After the readings, Sean O’Brien stepped onto the stage to deliver the Sebald Lecture, being sure first to thank the stage management for their “delicate work“ in rearranging the furniture to introduce a Parkinson-esque set of chairs and coffee table, and then point out an essential re-arrangement of his lecture title: “Making the Crossing: The poet as translator” should be “Making the Crossing: A poet as translator”; “I have nothing to say by way of theory of translation, only my own experience”.
And O’Brien’s experiences are certainly varied, careering from adolescent readings of Rilke in a (poor) translation, to producing his own version of Dante’s Commedia (stemming, as I understood it, from some sort of dare by Don Paterson); a verse translation of Aristophanes’ The Birds (to tie in with a production by the National Theatre in 2003); and Postcards from the High Seas by the Creole poet Corsino Fortes. Now, he is turning his attention to the Spanish Golden Age and the work of Pedro Calderón, written entirely in rhyme, with seven different varieties of verse and enough “bravura” to send many a translator running for the stage door.
With all of these, the challenge is to navigate between two sorts of translation: “faithful but uninteresting” and “interesting but unfaithful” (that push and pull between dependence and independence, again). For some endeavours, “accuracy is everything”, for others it can be left below deck or on land. Translation is unavoidably and necessarily “an impure art”. The task of translating a poem and producing something that is self-buoying rather than tied with ropes and notes to the original is likely to induce sea-sickness in many. O’Brien, for example, “can get by” in French and German but is eager to begin a project on Lithuanian poetry. What if you get it wrong? What if you miss the point? “So shoot me”, he says . . . .

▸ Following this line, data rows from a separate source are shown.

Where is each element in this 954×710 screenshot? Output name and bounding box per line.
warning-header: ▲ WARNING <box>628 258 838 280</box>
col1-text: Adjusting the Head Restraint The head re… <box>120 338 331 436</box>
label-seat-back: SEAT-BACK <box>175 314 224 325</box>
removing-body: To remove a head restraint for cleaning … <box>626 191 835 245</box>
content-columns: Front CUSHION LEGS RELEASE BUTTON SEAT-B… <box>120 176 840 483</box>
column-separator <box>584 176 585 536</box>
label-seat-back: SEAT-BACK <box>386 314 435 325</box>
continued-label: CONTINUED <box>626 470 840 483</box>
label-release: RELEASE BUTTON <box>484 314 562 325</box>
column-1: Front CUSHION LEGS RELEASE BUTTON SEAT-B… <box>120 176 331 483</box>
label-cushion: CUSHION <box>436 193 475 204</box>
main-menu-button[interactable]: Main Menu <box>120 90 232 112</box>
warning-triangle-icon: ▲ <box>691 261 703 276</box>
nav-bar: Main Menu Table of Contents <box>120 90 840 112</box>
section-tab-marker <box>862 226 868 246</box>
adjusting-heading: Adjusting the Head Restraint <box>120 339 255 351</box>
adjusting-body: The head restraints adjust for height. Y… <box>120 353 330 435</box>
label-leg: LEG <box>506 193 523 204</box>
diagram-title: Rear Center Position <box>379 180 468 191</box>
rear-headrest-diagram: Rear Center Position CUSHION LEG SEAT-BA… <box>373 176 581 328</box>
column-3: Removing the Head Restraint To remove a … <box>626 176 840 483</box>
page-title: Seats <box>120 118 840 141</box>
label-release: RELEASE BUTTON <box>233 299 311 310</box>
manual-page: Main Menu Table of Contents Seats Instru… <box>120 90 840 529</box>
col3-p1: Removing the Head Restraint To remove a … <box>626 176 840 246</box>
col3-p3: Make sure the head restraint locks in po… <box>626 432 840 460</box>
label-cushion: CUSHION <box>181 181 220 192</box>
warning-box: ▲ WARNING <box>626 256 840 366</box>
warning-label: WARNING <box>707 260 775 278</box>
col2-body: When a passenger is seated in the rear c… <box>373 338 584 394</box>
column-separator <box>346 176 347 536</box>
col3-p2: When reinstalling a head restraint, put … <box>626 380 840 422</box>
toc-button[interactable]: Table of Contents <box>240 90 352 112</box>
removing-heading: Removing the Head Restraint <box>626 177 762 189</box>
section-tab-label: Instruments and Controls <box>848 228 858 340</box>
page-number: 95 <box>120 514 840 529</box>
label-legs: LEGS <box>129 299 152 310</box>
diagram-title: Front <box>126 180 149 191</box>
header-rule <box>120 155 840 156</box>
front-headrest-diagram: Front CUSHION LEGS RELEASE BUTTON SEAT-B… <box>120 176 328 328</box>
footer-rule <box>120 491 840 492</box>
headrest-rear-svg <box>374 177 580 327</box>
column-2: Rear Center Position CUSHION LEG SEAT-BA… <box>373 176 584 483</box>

It strikes me that sitting at the back of the large, church-like auditorium in the basement of Kings Place is in some small way similar to the anxious experience of translating. I can’t make out every word, I’m petrified I’ll miss the “most important part”, I have no way of checking where line breaks are or of double-checking quotes (I scanned Adonis’s poems this morning for the “son, O, son” that I felt sure my eye would spot, but did not). But there is some comfort in O’Brien’s lines on the necessity of translations: “If you want a thing to live, you carry report of it”. As O’Brien said, channelling the actor Harrison Ford “You can type this shit but you can’t say it”, or, in my case, “you can say it, but I can’t type it.” Reporting, like translating, is a form of interpretation. So shoot me.